Frau Präsidentin! Meine sehr verehrten Damen und Herren!

(Vincent Kokert, CDU: Der Landesfrauenrat ist eine meiner Lieblingseinrichtungen.)

Mit dem Landesfrauenrat bin ich im ständigen Dialog und ich darf Ihnen sagen, dass ich erst gestern …

(Unruhe bei Vincent Kokert, CDU, und Silke Gajek, BÜNDNIS 90/DIE GRÜNEN)

Frau Gajek! Frau Gajek, Sie stellten mir eine Frage!

(Silke Gajek, BÜNDNIS 90/DIE GRÜNEN: Ich war jetzt bei Herrn Kokert, weil der dazwischengerufen hat.)

Ja, sehen Sie, und so sind Sie! So sind Sie eben in Ihrer Aufregung – mal hier und mal da.

(Heiterkeit bei Wolf-Dieter Ringguth, CDU: Multitasking.)

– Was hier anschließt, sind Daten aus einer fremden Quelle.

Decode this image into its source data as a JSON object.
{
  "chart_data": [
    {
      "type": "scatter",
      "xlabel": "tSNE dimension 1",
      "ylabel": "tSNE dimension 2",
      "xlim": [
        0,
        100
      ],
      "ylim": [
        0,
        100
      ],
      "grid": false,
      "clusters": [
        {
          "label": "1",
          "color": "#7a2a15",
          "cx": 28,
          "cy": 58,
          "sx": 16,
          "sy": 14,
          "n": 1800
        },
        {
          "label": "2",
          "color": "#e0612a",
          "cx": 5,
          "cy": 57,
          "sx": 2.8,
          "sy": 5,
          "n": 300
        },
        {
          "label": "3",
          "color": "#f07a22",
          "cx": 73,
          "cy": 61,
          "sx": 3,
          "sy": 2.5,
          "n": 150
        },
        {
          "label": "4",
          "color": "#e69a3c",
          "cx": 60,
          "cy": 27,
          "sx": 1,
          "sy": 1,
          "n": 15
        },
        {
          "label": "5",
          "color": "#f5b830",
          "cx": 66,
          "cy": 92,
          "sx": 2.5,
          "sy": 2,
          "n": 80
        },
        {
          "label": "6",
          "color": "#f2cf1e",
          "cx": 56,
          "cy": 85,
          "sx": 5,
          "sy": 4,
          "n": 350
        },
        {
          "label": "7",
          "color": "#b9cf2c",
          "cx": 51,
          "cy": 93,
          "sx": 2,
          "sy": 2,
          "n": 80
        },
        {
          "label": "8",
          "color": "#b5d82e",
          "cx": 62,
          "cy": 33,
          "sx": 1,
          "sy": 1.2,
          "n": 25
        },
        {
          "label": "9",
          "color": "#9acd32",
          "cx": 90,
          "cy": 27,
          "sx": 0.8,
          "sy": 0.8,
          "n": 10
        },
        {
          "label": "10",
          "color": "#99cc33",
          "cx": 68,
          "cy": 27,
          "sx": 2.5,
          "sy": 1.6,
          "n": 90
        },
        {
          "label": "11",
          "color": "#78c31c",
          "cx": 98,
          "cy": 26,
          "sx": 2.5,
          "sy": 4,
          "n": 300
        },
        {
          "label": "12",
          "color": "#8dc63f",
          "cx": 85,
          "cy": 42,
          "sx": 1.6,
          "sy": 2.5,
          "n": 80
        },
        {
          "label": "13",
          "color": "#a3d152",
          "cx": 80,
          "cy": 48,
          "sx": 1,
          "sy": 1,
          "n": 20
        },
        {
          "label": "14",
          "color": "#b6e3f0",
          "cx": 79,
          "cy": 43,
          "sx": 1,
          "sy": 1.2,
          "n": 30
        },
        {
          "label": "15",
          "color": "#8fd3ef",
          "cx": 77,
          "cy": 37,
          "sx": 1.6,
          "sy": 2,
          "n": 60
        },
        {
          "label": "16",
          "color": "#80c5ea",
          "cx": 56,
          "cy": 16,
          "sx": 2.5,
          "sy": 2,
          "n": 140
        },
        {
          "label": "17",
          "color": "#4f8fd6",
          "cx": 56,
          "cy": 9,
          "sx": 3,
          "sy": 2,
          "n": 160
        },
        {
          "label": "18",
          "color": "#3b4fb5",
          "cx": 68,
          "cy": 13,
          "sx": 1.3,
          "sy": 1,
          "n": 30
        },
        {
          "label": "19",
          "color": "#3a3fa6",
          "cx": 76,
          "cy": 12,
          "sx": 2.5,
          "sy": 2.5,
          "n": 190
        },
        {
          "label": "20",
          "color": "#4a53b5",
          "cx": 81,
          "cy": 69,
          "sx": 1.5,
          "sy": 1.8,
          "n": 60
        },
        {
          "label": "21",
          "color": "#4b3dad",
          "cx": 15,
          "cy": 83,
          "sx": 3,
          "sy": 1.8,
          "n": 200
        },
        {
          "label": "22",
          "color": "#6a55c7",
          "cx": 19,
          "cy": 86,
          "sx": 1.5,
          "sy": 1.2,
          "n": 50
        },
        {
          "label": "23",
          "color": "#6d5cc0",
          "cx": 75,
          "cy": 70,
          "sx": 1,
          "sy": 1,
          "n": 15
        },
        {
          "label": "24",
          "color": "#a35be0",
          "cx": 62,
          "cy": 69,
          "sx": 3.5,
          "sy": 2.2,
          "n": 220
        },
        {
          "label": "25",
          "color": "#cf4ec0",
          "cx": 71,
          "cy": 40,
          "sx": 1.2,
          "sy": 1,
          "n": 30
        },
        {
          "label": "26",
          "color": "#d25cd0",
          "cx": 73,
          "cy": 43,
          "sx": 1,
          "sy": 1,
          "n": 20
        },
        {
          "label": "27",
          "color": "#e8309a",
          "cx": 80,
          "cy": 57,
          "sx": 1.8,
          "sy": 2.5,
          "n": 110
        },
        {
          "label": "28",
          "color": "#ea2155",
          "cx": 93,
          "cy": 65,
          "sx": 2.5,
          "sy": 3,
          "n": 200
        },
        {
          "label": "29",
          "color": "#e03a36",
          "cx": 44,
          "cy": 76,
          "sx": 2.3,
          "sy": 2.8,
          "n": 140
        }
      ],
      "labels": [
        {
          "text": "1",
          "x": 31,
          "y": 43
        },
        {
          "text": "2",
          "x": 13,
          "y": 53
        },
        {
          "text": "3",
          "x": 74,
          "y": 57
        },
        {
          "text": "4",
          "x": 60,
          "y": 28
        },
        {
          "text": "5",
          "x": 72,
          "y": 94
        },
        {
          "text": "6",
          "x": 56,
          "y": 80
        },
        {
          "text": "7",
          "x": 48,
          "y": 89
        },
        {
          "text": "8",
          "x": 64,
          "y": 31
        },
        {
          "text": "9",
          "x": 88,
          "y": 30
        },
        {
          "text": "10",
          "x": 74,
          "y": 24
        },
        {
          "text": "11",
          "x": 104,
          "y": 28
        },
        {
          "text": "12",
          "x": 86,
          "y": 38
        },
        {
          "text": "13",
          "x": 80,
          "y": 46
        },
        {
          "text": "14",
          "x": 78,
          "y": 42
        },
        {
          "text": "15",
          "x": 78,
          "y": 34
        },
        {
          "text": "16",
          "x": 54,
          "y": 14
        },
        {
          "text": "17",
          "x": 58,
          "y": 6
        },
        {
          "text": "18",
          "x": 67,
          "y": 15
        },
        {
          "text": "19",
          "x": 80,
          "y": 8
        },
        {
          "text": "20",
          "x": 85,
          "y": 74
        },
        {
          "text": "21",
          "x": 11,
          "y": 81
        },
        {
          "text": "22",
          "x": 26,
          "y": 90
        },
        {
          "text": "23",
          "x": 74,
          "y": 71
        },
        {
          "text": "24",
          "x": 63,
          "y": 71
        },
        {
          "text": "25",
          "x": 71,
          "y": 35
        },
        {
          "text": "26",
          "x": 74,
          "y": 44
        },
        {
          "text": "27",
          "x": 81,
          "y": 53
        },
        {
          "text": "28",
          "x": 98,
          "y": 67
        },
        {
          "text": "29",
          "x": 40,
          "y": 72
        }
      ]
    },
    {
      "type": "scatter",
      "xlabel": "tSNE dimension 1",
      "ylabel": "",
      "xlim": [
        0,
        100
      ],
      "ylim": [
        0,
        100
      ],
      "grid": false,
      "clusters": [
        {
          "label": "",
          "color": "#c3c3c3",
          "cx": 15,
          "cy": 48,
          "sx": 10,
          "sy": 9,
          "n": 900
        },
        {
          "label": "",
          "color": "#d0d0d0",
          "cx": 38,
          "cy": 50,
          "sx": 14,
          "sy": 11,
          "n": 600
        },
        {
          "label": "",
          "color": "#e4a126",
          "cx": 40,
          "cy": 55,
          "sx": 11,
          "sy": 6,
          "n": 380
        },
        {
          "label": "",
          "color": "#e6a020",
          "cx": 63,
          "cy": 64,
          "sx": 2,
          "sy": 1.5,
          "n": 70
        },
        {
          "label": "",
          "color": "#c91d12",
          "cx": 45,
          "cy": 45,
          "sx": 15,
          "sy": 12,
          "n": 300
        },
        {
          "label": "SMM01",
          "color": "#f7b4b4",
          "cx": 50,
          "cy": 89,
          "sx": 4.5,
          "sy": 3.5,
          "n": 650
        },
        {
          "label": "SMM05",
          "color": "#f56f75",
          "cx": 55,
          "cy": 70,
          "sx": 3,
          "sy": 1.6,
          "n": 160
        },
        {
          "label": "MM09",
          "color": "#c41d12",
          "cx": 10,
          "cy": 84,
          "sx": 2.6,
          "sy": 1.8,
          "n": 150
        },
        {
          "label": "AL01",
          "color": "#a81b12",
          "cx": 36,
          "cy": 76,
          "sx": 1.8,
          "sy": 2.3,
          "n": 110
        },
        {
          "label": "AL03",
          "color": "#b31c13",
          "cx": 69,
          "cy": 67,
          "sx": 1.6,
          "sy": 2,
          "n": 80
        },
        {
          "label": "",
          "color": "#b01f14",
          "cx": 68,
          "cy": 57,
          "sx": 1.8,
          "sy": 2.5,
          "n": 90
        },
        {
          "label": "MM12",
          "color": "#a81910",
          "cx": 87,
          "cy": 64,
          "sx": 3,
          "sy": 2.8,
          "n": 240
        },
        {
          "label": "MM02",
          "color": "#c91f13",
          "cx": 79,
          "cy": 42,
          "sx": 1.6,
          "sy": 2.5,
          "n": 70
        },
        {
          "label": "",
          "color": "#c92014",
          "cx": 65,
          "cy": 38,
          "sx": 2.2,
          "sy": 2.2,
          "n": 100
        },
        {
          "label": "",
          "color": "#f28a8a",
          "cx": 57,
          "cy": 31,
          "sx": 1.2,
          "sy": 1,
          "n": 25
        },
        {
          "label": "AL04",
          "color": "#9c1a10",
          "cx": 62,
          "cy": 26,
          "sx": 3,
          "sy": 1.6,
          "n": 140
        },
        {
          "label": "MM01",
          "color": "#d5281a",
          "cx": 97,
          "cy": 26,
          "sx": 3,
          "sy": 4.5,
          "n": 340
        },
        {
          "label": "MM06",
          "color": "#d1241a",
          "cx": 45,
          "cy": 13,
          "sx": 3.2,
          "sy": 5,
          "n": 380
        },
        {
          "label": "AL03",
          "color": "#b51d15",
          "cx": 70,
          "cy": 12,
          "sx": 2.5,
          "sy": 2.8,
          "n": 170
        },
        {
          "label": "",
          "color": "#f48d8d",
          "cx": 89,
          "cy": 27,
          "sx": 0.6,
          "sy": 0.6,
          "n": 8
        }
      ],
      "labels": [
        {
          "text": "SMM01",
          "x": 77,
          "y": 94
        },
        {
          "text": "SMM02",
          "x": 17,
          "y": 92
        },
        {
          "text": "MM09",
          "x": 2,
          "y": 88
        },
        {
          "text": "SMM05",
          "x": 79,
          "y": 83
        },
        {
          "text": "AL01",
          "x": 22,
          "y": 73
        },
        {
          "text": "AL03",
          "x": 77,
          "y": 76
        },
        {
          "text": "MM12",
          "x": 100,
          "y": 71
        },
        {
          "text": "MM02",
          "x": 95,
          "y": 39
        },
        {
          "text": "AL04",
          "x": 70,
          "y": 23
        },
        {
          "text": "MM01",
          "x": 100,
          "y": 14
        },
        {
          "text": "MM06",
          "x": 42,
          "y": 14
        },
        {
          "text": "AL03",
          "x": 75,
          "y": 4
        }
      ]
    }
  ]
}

Ich wollte Ihnen nur mitteilen, dass ich erst gestern mit der Geschäftsführerin des Landesfrauenrates

(Silke Gajek, BÜNDNIS 90/ DIE GRÜNEN: Aha!)

telefoniert habe,

(Zuruf von Martina Tegtmeier, SPD)

weil auch ich ständig im Dialog mit dem Landesfrauenrat bin.

(Silke Gajek, BÜNDNIS 90/DIE GRÜNEN: Na ja, dann haben wir ja beide Ergebnisse.)

Na, sehen Sie!

(Silke Gajek, BÜNDNIS 90/DIE GRÜNEN: Dann werde ich meine nachher kundtun.)

Deshalb, Frau Präsidentin und liebe Kolleginnen und Kollegen der Fraktionen hier im Hohen Haus, greifen Sie diesen Erfahrungsschatz auf,

(Vincent Kokert, CDU: Unbedingt!)

der angeboten wird!

(Andreas Butzki, SPD: Machen wir. – Vincent Kokert, CDU: Machen wir unbedingt, Herr Ritter.)

Die Gesprächsangebote, ich wiederhole mich noch einmal, liegen seit Langem auf dem Tisch.

„Frauen sind, obwohl gut ausgebildet, immer noch benachteiligt. Frauen arbeiten häufiger als Männer Teilzeit, Frauen haben geringere Einkünfte und sind häufiger von Arbeitslosigkeit betroffen und geraten daher schneller in Armut und Altersarmut“, so die Gleichstellungsbeauftragte des Landkreises Vorpommern-Greifswald in ihrem Bericht für den Zeitraum 2013/2014. Wir wollen diese Zustände ändern, und wollen wir diese Zustände ändern, müssen wir die Umstände ändern, unter denen Gleichstellungspolitik in unserem Land gestaltet wird.

(Silke Gajek, BÜNDNIS 90/DIE GRÜNEN: Ja, Abschaffung Ehegattensplitting.)

Ich bitte Sie daher um Zustimmung zu unserem Antrag und/oder eine umfassende Diskussion in den Ausschüssen, in den zuständigen unseres Landtages, damit wir gemeinsam bei dieser Problematik vorankommen.

(Vincent Kokert, CDU: Darüber werden wir noch mal nachdenken.)

Das wäre schön, wenn man darüber nachdenkt.

Meine Fraktion wäre dazu bereit, auch diesen Antrag in den Sozialausschuss zu überweisen,

(Heiterkeit bei Vincent Kokert, CDU: Da muss ich noch mal mit dem Koalitionspartner reden, wie der das sieht.)

eine Anhörung mit dem Landesfrauenrat zu dieser Problematik durchzuführen, um den aktuellen Arbeitsstand der Landesregierung kennenzulernen. Aber vielleicht wird uns Frau Ministerin jetzt darlegen, dass sie schon auf dem Wege sind und dass sie schon zahlreiche Schritte unternommen haben. – Herzlichen Dank.

(Beifall vonseiten der Fraktion DIE LINKE)

Im Ältestenrat wurde eine Aussprache mit einer Dauer von bis zu 60 Minuten

vereinbart. Ich sehe und höre keinen Widerspruch, dann ist das so beschlossen. Ich eröffne die Aussprache.

Das Wort hat die Ministerin für Arbeit, Gleichstellung und Soziales Frau Hesse. Bitte schön.

Sehr geehrte Frau Präsidentin! Sehr geehrte Damen und Herren Abgeordnete!

Herr Ritter, in einem Punkt liegen wir auf einer Linie, wenn es darum geht, sich für Fragen der Gleichstellung zu engagieren. Ich finde, das ist eine wichtige und richtige Querschnittsaufgabe, für die wir einstehen sollten, insbesondere für die gesamte Gesellschaft bei uns im Land.